Der Abstand zwischen den Löchern beträgt dreißig Zentimeter. Auf den Boden jedes Lochs gibt man einen Esslöffel Mineraldünger und eine halbe Tasse Asche. Die Löcher werden gründlich mit Wasser gewässert und die Setzlinge werden hineingesetzt. Die Astilbe wird mit Erde bedeckt, leicht angedrückt, und anschließend wird die Pflanze unbedingt gemulcht. Die Astilbe wird vor einem Zaun aus Prunkwinde (Ipomoea) prächtig aussehen.

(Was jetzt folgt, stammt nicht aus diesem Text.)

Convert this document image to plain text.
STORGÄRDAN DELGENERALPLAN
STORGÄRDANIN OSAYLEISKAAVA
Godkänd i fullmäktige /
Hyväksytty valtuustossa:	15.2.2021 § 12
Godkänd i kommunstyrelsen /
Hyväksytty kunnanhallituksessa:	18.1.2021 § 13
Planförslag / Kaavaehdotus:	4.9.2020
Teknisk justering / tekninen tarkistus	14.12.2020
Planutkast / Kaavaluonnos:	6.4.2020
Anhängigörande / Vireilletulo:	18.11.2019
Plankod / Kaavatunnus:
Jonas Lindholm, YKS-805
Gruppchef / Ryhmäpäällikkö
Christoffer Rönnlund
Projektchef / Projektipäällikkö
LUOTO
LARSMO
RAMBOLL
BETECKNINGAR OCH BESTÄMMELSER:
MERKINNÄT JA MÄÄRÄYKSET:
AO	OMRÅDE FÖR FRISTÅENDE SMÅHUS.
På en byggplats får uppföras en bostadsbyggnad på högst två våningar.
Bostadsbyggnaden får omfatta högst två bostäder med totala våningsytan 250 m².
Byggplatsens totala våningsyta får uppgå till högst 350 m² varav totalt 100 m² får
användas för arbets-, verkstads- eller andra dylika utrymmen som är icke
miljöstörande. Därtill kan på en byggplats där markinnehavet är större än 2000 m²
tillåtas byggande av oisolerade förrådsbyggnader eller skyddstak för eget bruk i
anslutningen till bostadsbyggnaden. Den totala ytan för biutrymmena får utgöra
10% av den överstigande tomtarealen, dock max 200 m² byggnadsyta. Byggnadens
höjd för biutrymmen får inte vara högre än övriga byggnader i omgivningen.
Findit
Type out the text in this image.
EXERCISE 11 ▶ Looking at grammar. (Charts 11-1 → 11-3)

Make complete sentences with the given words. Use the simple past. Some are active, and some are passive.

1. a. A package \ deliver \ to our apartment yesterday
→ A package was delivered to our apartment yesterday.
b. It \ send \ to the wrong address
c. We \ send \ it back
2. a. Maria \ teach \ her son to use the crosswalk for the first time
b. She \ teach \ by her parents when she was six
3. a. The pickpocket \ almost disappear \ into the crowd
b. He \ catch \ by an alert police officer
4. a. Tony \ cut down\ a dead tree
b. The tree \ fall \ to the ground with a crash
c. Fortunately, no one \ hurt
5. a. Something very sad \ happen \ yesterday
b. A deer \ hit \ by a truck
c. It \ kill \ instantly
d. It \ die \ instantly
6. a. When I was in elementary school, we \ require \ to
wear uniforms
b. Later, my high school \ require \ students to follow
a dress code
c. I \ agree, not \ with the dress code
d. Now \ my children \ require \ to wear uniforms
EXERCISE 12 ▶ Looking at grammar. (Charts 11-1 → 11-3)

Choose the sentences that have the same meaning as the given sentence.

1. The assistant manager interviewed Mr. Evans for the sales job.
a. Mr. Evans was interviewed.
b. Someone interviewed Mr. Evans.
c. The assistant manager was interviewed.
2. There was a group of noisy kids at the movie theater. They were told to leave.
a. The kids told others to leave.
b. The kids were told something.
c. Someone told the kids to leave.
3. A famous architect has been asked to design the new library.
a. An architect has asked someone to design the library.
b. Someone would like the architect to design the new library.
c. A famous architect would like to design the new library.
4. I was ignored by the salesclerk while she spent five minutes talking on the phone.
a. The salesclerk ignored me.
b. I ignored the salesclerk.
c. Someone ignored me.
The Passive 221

Weitere Pflege von Astilbe
Es ist sehr wichtig, die Astilbe reichlich zu gießen, wenn sie ihre Blütenstände bildet. Bei starker Hitze kann die Pflanze bis zu zweimal täglich gegossen werden. Am besten macht man das am frühen Morgen und späten Abend. Die Pflanze muss nicht für sieben Jahre umgepflanzt werden. Und wenn die Pflanze regelmäßig gedüngt wird, kann sie sogar etwa 18 Jahre lang ohne Umpflanzung auskommen.
Die Düngung erfolgt im Frühjahr mit Stickstoffdünger, in der zweiten Junihälfte verwendet man Kaliumdünger, und bevor die Astilbe verblüht, wird sie mit Phosphordünger gedüngt.
Wie Sie sehen, das Wichtigste für die Astilbe ist die Pflanzung und Pflege. Die Fotos der Pflanzen belegen die Vielfalt der Sorten und die Einfachheit ihrer Haltung.